Till this whole thing shakes out, we won't know where all the inventory excesses lie. I get a slight feeling, however, that the higher end will have problems soon.

It is easy for the government and other to discuss about how the 'poor and minorities' (We are hispanis descent) are affected. But what if they realize that even the 'rich' are? Then what?

I realized something, you see. It made financial sense, due to the price of raw land, to build larger homes to maximize profit. This was done in many, many areas, including high end to very high end areas.

In the end, my personal bet is that larger homes will take a bigger drop in price than others.

Diggin Deeper said...

"I get a slight feeling, however, that the higher end will have problems soon."

I think the same. It's kind of a double edge sword. There are far fewer capable buyer's for upper end homes. And then there are in-area sellers wanting moving up from one level to the next.
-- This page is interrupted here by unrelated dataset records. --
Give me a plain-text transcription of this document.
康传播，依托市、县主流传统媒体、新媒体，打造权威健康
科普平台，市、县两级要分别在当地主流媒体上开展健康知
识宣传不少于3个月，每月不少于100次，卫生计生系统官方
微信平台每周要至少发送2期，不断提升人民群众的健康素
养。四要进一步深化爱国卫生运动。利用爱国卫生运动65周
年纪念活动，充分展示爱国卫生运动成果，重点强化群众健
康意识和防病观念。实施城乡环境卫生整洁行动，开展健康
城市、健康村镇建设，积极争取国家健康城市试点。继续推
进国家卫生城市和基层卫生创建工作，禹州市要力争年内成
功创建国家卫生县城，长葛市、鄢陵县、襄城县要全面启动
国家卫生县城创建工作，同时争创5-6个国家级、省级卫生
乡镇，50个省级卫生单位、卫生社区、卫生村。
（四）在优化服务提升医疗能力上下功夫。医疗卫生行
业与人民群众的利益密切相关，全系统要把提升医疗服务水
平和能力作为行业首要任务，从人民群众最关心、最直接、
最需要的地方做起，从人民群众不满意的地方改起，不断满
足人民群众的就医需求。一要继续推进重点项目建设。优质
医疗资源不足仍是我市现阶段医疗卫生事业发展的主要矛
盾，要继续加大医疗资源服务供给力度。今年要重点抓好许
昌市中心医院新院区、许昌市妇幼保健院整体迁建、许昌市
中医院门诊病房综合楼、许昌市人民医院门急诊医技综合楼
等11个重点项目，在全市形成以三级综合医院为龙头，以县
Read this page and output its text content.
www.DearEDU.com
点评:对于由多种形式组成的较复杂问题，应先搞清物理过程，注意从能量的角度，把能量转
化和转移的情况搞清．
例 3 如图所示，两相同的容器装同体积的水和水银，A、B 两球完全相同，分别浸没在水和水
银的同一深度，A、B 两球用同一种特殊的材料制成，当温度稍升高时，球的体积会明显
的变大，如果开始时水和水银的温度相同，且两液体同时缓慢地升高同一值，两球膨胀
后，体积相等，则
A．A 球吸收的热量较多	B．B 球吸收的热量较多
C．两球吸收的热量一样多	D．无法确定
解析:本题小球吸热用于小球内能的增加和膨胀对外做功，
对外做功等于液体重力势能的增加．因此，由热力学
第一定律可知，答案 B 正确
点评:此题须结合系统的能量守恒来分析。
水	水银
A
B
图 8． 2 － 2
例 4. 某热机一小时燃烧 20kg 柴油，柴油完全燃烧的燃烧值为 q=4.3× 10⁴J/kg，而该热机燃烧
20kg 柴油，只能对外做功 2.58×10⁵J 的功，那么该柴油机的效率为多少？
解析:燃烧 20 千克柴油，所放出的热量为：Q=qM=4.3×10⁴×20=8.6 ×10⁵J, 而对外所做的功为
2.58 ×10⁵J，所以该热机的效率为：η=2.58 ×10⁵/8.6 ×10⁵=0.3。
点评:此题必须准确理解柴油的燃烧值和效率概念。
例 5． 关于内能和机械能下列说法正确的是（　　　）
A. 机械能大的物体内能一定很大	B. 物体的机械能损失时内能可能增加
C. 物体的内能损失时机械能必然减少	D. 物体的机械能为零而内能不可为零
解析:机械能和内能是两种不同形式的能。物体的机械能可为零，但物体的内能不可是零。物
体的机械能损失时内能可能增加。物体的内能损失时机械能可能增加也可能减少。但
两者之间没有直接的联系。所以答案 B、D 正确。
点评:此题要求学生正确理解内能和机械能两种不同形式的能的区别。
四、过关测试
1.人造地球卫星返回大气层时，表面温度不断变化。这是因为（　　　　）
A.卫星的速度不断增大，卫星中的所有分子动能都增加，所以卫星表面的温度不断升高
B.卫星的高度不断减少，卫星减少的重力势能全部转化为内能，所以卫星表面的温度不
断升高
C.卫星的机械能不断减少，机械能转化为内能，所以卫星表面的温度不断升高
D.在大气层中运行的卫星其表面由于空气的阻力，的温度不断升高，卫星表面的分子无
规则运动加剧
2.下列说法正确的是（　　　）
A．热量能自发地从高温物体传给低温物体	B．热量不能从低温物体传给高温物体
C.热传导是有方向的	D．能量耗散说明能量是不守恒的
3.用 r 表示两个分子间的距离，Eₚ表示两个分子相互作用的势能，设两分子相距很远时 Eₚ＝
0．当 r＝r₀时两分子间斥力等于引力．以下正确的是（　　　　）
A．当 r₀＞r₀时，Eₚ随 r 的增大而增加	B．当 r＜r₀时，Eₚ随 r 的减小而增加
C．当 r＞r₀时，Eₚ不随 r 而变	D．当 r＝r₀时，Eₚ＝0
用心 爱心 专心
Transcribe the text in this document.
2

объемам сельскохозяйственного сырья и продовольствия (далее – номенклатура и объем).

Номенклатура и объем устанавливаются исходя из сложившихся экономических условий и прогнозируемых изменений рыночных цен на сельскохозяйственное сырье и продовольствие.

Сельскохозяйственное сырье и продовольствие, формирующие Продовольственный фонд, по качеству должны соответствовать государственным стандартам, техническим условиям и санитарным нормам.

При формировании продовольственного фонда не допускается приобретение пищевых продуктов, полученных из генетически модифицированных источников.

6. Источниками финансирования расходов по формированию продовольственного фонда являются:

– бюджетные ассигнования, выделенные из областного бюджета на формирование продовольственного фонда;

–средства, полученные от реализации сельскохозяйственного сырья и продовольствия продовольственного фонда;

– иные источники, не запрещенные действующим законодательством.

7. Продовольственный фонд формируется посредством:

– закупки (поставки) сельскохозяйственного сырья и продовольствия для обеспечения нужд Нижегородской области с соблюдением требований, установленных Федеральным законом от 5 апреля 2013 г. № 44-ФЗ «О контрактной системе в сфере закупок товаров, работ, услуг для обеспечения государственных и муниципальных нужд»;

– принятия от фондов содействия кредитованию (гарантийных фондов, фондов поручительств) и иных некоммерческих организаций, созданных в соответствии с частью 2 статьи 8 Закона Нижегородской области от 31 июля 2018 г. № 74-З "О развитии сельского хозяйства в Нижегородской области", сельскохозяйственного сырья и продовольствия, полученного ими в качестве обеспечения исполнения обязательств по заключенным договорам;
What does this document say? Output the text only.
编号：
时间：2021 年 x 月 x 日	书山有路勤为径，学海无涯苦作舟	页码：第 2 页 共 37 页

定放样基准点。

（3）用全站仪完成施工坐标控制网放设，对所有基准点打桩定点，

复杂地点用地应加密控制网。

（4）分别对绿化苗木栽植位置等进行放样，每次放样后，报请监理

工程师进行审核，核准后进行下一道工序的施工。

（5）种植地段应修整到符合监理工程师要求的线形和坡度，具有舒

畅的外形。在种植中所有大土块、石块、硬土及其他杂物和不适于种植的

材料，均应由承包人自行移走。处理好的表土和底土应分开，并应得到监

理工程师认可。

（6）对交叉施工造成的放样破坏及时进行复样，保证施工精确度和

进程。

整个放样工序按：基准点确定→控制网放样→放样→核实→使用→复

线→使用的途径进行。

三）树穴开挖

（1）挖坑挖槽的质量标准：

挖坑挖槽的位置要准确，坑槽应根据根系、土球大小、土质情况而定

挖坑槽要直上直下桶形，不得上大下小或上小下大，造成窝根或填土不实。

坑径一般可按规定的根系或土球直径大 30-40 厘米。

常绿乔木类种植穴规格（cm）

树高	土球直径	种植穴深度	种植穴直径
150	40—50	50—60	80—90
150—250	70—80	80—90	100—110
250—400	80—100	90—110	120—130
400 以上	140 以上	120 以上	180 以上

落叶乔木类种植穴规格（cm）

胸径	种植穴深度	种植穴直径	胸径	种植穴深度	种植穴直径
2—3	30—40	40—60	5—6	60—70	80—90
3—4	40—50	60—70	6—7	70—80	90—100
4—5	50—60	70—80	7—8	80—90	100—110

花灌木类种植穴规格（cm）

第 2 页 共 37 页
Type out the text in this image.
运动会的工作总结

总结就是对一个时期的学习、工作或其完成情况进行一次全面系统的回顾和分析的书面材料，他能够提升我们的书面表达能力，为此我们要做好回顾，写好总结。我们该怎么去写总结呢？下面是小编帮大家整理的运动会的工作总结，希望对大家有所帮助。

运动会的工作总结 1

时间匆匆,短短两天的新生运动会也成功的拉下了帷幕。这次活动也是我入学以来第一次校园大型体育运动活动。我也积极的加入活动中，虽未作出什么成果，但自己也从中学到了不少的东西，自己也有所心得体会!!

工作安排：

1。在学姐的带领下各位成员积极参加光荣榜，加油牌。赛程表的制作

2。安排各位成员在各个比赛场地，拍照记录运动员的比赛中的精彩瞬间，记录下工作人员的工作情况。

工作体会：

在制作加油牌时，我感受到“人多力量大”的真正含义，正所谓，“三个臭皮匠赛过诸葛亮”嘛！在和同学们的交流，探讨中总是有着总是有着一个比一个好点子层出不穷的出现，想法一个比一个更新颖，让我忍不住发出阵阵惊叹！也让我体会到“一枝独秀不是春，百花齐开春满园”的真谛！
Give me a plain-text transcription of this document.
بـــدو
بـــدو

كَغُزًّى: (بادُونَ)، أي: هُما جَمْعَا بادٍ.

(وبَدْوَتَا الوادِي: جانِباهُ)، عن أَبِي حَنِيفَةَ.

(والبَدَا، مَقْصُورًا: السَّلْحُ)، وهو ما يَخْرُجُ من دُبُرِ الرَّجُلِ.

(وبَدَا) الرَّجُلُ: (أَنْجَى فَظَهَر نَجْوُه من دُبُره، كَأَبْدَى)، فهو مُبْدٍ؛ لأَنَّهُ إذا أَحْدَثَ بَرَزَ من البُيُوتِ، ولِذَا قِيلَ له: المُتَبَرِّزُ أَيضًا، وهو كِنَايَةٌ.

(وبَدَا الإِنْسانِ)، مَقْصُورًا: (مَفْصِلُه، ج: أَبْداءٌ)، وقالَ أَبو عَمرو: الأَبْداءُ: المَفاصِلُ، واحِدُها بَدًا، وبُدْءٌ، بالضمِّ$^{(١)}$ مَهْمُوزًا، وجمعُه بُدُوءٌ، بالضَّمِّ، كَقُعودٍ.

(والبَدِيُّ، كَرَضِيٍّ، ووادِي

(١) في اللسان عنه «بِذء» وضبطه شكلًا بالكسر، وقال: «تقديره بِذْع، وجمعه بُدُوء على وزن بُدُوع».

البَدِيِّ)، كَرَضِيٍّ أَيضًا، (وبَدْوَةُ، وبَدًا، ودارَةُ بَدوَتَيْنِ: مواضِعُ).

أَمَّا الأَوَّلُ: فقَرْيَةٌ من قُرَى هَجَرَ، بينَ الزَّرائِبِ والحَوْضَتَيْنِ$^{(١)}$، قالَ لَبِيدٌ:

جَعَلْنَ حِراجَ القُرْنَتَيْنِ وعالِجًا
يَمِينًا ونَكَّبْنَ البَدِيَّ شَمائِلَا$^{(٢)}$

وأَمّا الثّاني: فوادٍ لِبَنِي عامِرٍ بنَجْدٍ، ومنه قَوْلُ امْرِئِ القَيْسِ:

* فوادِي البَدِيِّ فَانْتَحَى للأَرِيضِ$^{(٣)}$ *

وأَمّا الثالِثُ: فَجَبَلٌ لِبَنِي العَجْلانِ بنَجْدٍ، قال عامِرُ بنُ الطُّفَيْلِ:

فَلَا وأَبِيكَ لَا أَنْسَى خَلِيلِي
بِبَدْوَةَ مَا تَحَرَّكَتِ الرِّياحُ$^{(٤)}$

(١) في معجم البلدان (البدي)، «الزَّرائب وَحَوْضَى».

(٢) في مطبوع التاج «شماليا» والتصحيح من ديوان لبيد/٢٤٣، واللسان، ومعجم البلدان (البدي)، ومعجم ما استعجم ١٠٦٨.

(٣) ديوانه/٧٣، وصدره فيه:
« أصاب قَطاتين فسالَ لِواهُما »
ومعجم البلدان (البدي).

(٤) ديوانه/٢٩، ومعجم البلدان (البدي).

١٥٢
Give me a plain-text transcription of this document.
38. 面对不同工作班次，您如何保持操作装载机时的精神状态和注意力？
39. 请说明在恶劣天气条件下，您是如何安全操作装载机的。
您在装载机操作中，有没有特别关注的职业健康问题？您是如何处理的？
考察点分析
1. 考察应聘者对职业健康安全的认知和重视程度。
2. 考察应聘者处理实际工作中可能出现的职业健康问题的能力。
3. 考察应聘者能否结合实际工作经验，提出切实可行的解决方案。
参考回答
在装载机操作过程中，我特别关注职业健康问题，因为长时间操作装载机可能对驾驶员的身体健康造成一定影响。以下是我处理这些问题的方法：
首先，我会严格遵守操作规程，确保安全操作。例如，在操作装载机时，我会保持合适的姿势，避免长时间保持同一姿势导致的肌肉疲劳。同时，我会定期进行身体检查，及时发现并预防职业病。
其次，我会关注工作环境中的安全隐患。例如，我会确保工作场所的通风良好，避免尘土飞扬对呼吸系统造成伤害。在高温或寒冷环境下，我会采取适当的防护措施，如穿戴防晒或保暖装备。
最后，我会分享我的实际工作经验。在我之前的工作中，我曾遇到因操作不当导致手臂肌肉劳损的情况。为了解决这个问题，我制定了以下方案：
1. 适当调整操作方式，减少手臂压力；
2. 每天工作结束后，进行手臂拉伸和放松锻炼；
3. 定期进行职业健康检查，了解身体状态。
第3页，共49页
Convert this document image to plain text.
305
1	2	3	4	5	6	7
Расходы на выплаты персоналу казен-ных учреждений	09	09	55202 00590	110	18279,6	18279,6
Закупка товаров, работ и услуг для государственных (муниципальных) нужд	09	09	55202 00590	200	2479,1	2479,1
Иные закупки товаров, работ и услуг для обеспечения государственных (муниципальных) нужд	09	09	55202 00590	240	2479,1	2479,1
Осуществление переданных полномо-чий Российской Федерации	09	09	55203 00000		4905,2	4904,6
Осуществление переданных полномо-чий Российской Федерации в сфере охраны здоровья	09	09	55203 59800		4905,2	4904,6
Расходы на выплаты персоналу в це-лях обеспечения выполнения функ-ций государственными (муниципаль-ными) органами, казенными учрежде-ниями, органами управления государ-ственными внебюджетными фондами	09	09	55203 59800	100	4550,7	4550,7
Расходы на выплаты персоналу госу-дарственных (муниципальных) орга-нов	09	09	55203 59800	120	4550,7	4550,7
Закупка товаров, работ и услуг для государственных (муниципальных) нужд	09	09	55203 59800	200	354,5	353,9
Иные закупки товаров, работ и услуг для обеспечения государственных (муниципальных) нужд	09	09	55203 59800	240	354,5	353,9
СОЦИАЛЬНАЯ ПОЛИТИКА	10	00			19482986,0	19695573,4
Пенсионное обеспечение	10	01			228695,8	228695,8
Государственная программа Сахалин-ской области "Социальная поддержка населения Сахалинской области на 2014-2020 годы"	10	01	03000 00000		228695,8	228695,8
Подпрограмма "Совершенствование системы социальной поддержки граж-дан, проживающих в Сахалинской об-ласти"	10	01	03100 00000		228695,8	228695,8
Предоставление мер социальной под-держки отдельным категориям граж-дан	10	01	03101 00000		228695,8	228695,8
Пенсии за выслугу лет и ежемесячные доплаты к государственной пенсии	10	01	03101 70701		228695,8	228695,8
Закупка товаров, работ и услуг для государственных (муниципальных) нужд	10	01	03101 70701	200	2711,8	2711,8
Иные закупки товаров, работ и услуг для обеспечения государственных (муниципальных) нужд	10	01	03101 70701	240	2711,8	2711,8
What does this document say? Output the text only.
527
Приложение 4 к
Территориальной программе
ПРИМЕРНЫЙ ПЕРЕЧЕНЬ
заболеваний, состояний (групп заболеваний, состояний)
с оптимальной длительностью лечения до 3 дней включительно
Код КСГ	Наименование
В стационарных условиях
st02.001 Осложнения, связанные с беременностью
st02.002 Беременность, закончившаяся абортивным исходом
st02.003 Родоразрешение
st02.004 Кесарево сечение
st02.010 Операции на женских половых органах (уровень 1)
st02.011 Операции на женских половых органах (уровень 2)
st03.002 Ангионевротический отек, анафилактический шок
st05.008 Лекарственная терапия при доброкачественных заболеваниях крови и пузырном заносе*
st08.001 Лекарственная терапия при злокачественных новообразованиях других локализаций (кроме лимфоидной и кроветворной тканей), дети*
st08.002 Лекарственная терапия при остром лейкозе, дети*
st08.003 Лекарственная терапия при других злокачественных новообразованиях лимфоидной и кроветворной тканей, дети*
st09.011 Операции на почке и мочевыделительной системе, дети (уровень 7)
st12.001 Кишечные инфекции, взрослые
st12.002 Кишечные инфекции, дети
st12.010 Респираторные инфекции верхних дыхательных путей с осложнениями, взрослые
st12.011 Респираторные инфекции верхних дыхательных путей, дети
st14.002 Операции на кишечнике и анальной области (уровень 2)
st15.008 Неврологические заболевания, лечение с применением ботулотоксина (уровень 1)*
They will have a hard time getting any pricing traction when they have to sell in order to buy.

The direct beneficiaries are those with a lot of cash onhand, transplants from high end counties like OC, LA, and SD, and possibly foreign investment.

But I agree prices should get hammered due to all the cheap money morgage mistakes that allowed some to buy over their heads.

smf said...


Here is the deal. One of the houses that we saw yesterday belonged to a builder that had FOUR go into foreclosure. He was a novice.

At first sight, the house looked alright. But upon a closer could see where he skimped.

Plenty of people attempted to maximize their profits and justify their land costs by building much larger homes. Obviously, you get a bigger bang for your buck doing so, or at least that was the case during the bubble.

But there isn't that many people willing to live in bigger homes, regardless of their income. And some of those, looking for a bigger home, CAN tell the difference between quality and crappy construction.

And there were plenty of people out there throwing up crappy McMansion all over the place.

That's the next shoe to drop. These people, which include close family relatives, STILL believe that the high-end will not be affected, or that the prices will be back up soon. That is first-hand info I have received from them.


alba said...

Once economic conditions favor your situation, it becomes muc easier to reason with today's bargains as justifiable. Using statistics that validate your position, for today's market, is what makes a market - buyers and sellers.

Not looking at the macro-economic factors that will impact housing over the NEXT 2-3 years (not the last 2-3 years) is a choice. A wrong one, in my opinion.

commonsense said... from febr. 16 and 17th.

Ignorant Specuvestors did bid any piece of junk in some cases more then true market value.

Any one else was there?

Diggin Deeper said...

Here's a thought. If prices do drop to say .35 (65% off the high)on the dollar wouldn't it make more sense to tear down, salvage, and sell the materials rather than buy and live in the home?

Your standard median priced $280,000 home, today, would drop to $140,000 from here, which would be $260,000 off it's $400,000 median priced high.

Anything's possible but what's most likely to occur?

alba said...

In Placer County, it appears there has been only 1 home sold at public NTS auction. That tells me the banks have not been willing to part with these homes asap, at any price. My understanding is that, under normal periods of the market, these homes would be snatched up if they were deemed to be offered at a 25% discount or more. Then it would seem they would sell quickly and efficiently...for cash. Its not happening yet if they can take them to the USHomeAction "sale" and rip people off.